Он садится в свое генеральное кресло, смотрит на меня пристально, окутывая себя сигарным дымом.

Я сажусь, еле сводя ноги, ищу белье, хмурюсь на разодранные форменные штаны, короче говоря, совершаю все привычные действия, так успешно забивающие неловкие паузы.

И это его заводит. И тоже совсем не так, как мне понравится.

— Ольк. Олька…

— Что? Штаны порвал, как мне домой ехать теперь?

— Никак. Ко мне поедем.

— Размечтался. От тебя потом не уедешь, из этого твоего бункера гребанного… Не выпустишь же. А у меня смена завтра.

— Почему завтра? Ты же сегодня была?

— Ну и что? Попросили подменить…

Он молчит, хмурится сквозь сигарный дым, и я торопливо добавляю, чуя неладное и зная его дебильную способность влезать туда, куда не просят:

— Только попробуй!

Он молчит. Курит.

— Олег! Мне прямо сейчас уйти? Ты же меня знаешь, я Васю твоего прямо с окна выкину, если помешает!

— Иди ко мне, Шипучка, я скучал по-скотски просто.

Он говорит это так просто, так спокойно…

И я иду.

Забыв про злость, про то, что мы с ним опять чуть не повздорили.

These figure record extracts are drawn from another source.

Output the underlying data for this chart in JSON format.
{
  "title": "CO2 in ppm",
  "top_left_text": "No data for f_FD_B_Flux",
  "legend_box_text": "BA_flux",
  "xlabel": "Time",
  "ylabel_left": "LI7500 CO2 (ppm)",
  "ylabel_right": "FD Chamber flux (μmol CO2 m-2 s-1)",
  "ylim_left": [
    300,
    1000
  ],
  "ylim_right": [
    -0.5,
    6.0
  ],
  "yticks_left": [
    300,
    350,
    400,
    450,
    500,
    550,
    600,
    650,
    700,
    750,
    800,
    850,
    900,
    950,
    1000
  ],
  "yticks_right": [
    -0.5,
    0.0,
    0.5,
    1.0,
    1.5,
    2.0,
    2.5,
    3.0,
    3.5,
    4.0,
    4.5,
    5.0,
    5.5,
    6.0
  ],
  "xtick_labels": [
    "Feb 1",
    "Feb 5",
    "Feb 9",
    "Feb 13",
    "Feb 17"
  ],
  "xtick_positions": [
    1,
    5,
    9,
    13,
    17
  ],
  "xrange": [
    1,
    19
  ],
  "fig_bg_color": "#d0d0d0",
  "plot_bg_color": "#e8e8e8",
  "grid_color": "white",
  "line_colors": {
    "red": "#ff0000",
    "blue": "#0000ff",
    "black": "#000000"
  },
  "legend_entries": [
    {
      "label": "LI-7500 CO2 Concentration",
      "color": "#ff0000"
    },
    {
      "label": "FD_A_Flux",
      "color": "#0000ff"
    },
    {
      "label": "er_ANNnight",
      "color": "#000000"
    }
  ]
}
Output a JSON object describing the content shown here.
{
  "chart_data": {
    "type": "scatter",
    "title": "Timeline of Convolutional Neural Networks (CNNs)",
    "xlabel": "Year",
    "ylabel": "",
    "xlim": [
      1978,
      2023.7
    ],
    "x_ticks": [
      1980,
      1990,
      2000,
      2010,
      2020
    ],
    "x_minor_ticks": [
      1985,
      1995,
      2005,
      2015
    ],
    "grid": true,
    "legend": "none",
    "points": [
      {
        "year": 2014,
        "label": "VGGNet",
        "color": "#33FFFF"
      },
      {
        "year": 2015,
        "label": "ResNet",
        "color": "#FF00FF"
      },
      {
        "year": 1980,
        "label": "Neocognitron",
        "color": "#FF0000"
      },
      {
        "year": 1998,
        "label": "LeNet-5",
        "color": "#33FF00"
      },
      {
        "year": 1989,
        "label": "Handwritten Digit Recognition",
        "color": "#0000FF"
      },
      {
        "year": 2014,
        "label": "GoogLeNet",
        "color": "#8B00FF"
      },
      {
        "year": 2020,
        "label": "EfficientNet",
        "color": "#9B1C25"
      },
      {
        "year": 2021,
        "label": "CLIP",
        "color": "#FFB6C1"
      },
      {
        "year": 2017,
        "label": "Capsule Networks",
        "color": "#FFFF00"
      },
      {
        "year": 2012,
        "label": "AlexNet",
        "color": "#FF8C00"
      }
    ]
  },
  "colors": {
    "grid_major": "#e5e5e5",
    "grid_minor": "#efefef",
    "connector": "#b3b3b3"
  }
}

Иду. Сажусь на колени, прямо в белье, с растрепанными волосами, несвежим после смены лицом, усталая и одинокая женщина.

И чувствую себя опять, как двадцать лет назад, молодой, веселой, участливой.

Совсем девчонкой, однажды пожалевшей страшного, опасного мужчину. Пожалевшей и полюбившей.

Дура такая была…

— Ольк… Может, поженимся все же?

4. Примерно двадцать лет назад

Случайный прохожий

Я по улицам темным лечу, я бегу, знаю, нет мне прощенья.

Знаю я, что за все заплачу, заплачу за свое преступленье.

Только знания тут не спасут, понимание здесь не поможет.

Там, куда меня черти несут, ждет в машине Случайный Прохожий.

Он случайный, случайный во всем, но сейчас он любимый и близкий.

Там, куда меня ветер несет, ждет давно он с бутылкою виски.

Он подхватит меня на лету, ночь растает во мраке кромешном,

Никуда я теперь не уйду, да и он не отпустит, конечно.

Будет ночь фонарями пугать — мой Случайный Прохожий укроет.